Objectives of Lynch Mobs

The lynch mobs have a political objective rather than the religious one they pretend to have. If the Pakistani lynch mobs wanted to serve or “save” Islam, they should be saying their prayers, observing fast, serving the orphans and the needy through charity and treading the straight path in accordance with Qur’anic guidance, as many pious Muslims do. The lynch mobs masquerading as gaurakshaks would not ignore the stray cows and hungry suffering cows in the gaushalas across the country receiving grants from taxpayers’ funds. The lynch mobs and their patronisers desire an accelerated political career. Having legally and politically survived the lynching operations, their participants have a sense of empowerment and consider themselves above the law. The lynch mobs establish their hegemony not only over the state machinery, but also over the politically and socio-economically marginalised sections of the society, including minorities, Dalits and other backward classes.

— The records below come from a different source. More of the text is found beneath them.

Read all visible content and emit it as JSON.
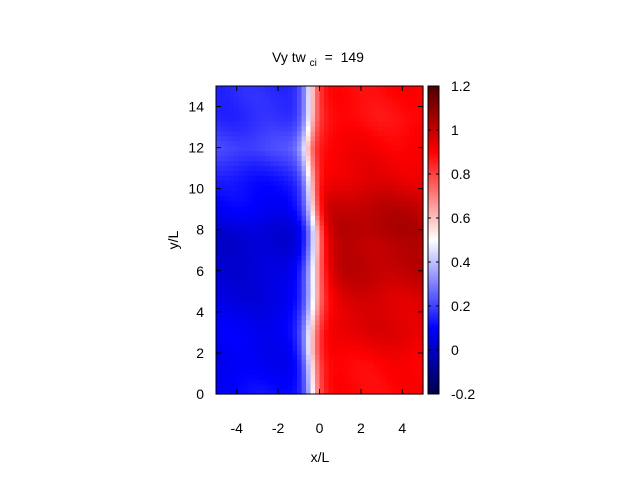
{
  "chart_data": {
    "type": "heatmap",
    "title": {
      "main": "Vy tw",
      "subscript": "ci",
      "value": " =  149"
    },
    "xlabel": "x/L",
    "ylabel": "y/L",
    "xlim": [
      -5,
      5
    ],
    "ylim": [
      0,
      15
    ],
    "xticks": [
      -4,
      -2,
      0,
      2,
      4
    ],
    "yticks": [
      0,
      2,
      4,
      6,
      8,
      10,
      12,
      14
    ],
    "colorbar": {
      "range": [
        -0.2,
        1.2
      ],
      "ticks": [
        -0.2,
        0,
        0.2,
        0.4,
        0.6,
        0.8,
        1,
        1.2
      ],
      "tick_labels": [
        "-0.2",
        "0",
        "0.2",
        "0.4",
        "0.6",
        "0.8",
        "1",
        "1.2"
      ],
      "stops": [
        {
          "value": -0.2,
          "color": "#00004d"
        },
        {
          "value": 0.1,
          "color": "#0000ff"
        },
        {
          "value": 0.5,
          "color": "#ffffff"
        },
        {
          "value": 0.9,
          "color": "#ff0000"
        },
        {
          "value": 1.2,
          "color": "#4d0000"
        }
      ]
    },
    "field": {
      "y": [
        0,
        2,
        4,
        6,
        8,
        10,
        12,
        15
      ],
      "boundary_x": [
        -0.35,
        -0.45,
        -0.35,
        -0.3,
        -0.2,
        -0.4,
        -0.6,
        -0.4
      ],
      "left_value": [
        0.1,
        0.08,
        0.07,
        0.02,
        0.03,
        0.12,
        0.2,
        0.15
      ],
      "right_value": [
        0.88,
        0.92,
        0.96,
        1.0,
        1.04,
        0.97,
        0.9,
        0.88
      ],
      "transition_width": [
        1.1,
        1.2,
        1.3,
        1.5,
        1.3,
        1.0,
        1.0,
        1.1
      ]
    }
  }
}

They enforce through coercion the will and way of life of the socially hegemonic and privileged upper castes. The Pakistani lynch mobs establish their hegemony not only over the Hindu and Christian minorities but also over the Ahmediyas, Shias and rationalists. Lynching is leading to Wahabisation of Islam in Pakistan and reinforcing caste-based hierarchies, and traditional upper-caste and Khap panchayat morality in India. The lynchers trigger off political processes that strengthen patriarchy and control over the women’s body, mind and movements. They politically push for more authoritarian state-enforcing cultural norms and the will of the upper castes. They undermine the concept of citizenship and push the society towards mental ghettoisation and acceptance of the hegemony of the community over the individual.

Resisting lynch mobs and speaking against them is not only in the interest of minorities who are directly threatened but also in the interest of society in general and democracy in particular. The majority will have to break their silence and be vocal against all forms of violence.

The author is the Director, Centre for the Study of Society and Secularism, Mumbai.